Konneh believed the allegations are a form of discrimination not only against him but against all Muslims in Liberia.

“It appears that whenever they have someone who is associated with Islam, they will have some false accusations against that person. Take the case of Dr. Hassan Conteh (current president of the University of Liberia), Kabineh Janneh as associate justice of the Supreme Court. Now, it is my turn.

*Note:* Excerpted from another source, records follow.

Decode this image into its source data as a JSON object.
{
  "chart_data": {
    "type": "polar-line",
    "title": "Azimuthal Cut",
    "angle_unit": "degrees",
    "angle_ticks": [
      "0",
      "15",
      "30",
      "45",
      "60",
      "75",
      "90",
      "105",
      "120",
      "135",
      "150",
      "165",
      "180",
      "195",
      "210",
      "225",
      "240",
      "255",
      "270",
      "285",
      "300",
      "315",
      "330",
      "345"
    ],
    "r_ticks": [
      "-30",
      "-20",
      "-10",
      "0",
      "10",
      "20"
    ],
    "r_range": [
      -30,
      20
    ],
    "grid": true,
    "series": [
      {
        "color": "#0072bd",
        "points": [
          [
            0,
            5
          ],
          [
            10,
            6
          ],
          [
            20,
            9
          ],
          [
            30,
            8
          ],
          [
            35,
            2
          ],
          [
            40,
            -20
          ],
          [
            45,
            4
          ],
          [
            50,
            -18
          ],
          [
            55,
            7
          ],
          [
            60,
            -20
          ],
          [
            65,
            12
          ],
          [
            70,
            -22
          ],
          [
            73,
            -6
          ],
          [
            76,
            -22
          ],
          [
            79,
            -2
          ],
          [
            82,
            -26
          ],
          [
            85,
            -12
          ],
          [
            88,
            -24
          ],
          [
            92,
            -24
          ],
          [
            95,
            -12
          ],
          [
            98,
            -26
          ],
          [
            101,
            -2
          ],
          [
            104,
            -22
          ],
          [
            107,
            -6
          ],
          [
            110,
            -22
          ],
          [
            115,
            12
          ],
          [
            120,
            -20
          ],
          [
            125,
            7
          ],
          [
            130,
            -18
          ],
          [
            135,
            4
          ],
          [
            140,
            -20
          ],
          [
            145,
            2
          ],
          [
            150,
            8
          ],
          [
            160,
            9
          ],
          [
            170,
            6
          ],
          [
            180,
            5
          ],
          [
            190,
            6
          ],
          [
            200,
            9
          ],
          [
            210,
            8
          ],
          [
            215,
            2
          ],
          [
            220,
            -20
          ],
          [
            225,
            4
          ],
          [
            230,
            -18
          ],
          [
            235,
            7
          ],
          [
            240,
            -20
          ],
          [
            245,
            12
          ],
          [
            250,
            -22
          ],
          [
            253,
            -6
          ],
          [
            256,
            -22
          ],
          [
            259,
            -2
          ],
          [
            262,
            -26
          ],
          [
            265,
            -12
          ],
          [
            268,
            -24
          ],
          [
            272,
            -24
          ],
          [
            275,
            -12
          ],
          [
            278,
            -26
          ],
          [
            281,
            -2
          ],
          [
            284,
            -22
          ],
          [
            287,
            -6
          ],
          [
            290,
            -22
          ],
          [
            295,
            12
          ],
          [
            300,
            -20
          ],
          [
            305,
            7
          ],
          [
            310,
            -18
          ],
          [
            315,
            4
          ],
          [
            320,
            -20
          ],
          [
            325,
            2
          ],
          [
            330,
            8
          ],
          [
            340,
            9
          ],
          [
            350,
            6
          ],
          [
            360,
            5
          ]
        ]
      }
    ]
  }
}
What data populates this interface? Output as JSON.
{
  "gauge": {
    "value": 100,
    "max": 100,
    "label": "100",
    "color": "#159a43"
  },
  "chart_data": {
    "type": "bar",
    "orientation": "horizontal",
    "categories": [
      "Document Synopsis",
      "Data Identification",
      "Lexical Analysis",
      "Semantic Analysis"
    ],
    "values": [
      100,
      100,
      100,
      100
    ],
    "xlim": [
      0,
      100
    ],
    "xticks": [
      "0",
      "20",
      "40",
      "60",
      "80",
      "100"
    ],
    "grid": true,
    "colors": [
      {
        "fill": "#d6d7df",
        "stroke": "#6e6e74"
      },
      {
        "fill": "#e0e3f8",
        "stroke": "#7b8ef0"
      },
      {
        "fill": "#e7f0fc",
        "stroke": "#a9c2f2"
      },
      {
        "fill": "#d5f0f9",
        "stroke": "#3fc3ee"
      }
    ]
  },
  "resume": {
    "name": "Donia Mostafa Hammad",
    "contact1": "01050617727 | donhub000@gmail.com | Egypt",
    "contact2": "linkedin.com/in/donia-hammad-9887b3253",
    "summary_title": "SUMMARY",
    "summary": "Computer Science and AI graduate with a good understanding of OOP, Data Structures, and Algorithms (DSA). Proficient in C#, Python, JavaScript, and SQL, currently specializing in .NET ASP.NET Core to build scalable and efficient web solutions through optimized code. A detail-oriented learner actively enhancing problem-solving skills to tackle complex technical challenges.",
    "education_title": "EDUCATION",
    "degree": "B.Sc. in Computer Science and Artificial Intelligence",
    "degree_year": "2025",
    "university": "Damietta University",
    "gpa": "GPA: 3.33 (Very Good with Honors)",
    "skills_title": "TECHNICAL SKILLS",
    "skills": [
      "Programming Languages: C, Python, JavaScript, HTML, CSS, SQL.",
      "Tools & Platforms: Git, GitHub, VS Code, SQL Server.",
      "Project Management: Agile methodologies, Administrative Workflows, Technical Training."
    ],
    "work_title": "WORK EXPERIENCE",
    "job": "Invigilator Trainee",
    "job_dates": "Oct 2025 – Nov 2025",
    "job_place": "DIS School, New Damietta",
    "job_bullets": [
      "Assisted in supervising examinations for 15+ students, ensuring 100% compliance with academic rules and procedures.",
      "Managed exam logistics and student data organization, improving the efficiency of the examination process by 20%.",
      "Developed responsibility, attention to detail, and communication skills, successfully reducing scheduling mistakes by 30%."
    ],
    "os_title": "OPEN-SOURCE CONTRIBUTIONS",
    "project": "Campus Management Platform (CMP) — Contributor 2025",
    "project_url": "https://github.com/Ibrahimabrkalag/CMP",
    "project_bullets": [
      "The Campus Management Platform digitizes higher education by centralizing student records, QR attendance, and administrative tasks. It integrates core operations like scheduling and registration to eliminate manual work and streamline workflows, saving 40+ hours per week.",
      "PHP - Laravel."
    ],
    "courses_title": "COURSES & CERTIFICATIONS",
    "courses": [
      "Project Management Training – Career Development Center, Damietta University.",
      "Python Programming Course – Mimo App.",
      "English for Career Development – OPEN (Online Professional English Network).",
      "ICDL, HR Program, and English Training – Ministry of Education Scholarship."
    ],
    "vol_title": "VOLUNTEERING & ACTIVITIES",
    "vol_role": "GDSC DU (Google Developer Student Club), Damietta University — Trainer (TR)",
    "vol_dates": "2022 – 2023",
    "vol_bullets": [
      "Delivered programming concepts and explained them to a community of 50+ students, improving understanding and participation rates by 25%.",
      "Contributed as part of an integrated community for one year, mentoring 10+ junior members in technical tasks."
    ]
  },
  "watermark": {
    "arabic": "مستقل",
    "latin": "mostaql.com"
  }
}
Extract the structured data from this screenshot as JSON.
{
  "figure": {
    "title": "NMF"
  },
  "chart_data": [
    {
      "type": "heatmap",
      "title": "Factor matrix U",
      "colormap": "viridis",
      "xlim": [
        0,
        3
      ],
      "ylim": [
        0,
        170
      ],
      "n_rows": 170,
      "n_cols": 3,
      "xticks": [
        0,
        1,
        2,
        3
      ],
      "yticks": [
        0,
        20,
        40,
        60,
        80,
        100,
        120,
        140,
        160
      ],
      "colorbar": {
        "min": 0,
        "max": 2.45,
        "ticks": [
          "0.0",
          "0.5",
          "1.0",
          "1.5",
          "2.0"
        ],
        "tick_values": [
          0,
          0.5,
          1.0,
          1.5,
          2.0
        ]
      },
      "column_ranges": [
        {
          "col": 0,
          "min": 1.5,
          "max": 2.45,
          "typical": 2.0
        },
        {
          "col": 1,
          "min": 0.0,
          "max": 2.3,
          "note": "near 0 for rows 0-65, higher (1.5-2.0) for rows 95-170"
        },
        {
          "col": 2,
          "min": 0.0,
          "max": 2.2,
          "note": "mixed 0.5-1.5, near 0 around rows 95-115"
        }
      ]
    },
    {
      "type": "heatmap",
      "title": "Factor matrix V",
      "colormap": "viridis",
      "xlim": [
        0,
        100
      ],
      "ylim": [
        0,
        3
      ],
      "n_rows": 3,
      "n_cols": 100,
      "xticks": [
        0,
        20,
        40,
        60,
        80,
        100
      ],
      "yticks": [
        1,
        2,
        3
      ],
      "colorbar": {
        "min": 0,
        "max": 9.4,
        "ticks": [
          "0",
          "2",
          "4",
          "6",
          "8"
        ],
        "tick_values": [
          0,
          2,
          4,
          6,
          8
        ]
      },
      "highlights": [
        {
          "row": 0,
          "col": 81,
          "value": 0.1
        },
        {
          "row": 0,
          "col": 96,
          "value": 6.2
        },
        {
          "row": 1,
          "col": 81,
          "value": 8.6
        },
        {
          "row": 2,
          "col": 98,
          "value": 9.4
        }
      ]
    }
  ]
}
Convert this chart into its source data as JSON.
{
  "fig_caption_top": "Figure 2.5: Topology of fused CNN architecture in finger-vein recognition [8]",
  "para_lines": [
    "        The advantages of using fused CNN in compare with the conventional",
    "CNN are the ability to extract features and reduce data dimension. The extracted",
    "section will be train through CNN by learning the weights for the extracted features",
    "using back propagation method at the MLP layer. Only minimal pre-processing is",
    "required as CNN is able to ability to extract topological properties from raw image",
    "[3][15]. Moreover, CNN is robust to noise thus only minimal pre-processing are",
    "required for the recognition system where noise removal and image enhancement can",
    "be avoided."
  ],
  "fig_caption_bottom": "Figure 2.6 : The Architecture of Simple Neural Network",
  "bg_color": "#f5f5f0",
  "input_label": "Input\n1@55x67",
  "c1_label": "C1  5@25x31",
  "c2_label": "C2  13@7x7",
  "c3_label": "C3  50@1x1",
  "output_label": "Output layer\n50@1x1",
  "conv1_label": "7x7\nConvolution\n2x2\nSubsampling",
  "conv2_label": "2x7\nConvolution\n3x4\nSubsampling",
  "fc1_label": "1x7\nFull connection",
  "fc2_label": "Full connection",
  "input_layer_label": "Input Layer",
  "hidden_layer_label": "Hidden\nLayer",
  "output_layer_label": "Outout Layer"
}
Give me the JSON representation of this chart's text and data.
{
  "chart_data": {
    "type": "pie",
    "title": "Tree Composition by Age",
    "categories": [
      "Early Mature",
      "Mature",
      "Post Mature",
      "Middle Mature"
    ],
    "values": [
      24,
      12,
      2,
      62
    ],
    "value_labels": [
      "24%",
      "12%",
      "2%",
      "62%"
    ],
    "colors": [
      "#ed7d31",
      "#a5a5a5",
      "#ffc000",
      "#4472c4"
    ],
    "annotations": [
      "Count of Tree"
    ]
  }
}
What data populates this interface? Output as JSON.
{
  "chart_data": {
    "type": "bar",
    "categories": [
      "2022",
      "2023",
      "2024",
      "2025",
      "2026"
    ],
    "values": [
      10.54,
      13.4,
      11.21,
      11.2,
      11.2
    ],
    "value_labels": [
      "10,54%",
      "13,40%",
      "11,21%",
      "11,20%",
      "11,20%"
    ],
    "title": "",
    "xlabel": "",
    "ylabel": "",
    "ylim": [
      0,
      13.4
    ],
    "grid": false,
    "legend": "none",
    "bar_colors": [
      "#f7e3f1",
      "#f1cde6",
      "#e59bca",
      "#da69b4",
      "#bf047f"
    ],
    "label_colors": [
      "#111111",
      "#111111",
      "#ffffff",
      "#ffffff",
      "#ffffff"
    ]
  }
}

So we are not surprised because they are trying to prove the kind of persons they are, that they are divisive and trying to project the image that Moslems cannot occupy any position in Liberia,” he said.

Konneh said his accusers will never be successful in their accusations because he said Liberians will live together as one people, and will never return to those extremes that he said precipitated the country’s civil war.

According to the constitutive act of the Liberia TRC, its members are supposed to be persons of high integrity and honor and not known or perceived as human rights violators or members of groups involved in human rights violations.

Konneh would not say whether he should be disqualified as TRC member if it is proven that he advocated for a jihad or that he harbored warlords during Liberia’s civil war.

“This is why I’m putting forth the challenge for them to come through the proper channels and substantiate their allegations. As it is now, it is a mere allegation, and mere allegation cannot stand without being substantiated by testimony beyond reasonable doubt,” Konneh said.